Serdar Arslan's book "Hayret Perdesini Temaşa," indexing writings about Şasa, who was an acclaimed screenwriter and writer, is on the shelves. The book, published by İnsan Publications, offers insights into Şasa through conversations with her and essays about her life and work.
Arslan said that the book is a compilation of several writers and added: "The book consists of writings about Şasa, including her friends' writings, conversations with her and writings after her death."
"Ayşe Şasa cared a lot about what was written about her, and especially cared about the youth's view. With this mind, I thought collecting the writings about her in a book would be nice for her," Arslan said.
Arslan also mentioned his work on cinema. "I am conducting research on how we can create a language uniquely for Turkish cinema. Ayşe Şasa is the one who succeeded at that first. I compiled the book in an attempt to follow in her footsteps as a humble apprentice," Arslan said.

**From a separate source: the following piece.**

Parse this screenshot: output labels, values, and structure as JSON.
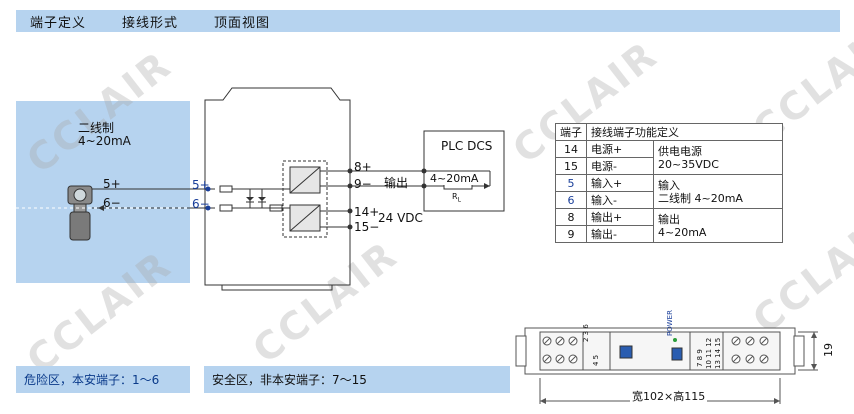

He underlined that the letters Şasa wrote to Engin Deniz Akarlı, a Near East historian, constitute an important part of the book. "The letters that Ayşe wrote to Engin in 1991 are very significant in that she revealed how the media manipulated the world's opinion about the Gulf War and shaped people's perception during the war."
Arslan also explained how he met Şasa. He said Şasa read one of his essays commenting on her book "Yeşilçam Günlüğü" (Yeşilçam Journal), which was published online in 2002. He said after Şasa called him they met in person, adding: "When she felt a little bit of kindness in a person she met, she would never break the connection with that person. She had an idiosyncratic way of thinking and perception. The little details she told while speaking to you had an enlightening effect on your mind. She would raise your awareness about what you should do in parallel with your aim."
Arslan had started to compiling the book, which contains the writings of nearly 50 people, a month before Şasa's death. "When you get to know Ayşe, you realize that the "soul adventure," her original definition, is a very precious thing and one needs to absorb the entire philosophy. When people write on Şasa, they tend to concentrate on the difficulties she had been through during her childhood and her youth, or her transition between being a socialist, atheist, Muslim and Sufi. In my opinion, they need to focus on her whole life between 1941 and 2014, as her life gives us leads about the issues people may face with in modern time, why people are beaten by the age and how they can defeat the age," Arslan said.
About Ayşe Şasa
Ayşe Şasa was born in Istanbul in 1941 and graduated from Robert College in 1960. She had been interested in cinema since college and she considered meeting Kemal Tahir as a turning point in her life. She worked as an assistant for Atıf Yılmaz, a groundbreaking Turkish screenwriter and producer. Şasa started to write scripts in 1963, but she stepped back for 10 years because her schizophrenia that crippled her life. She wrote the scripts of "Son Kuşlar" (The Last Birds), "Ah Güzel Istanbul" (Oh Beautiful Istanbul), "Utanç" (Shame) and "Gramofon Avrat" (Gramaphone Wife) and she published her essay about cinema "Yeşilçam Günlüğü" in 1993. Her book "Delilik Ülkesinden Notlar" (Notes from the Land of Madness) was published in February 2003. She produced many scripts and books. She died on June 16, 2014.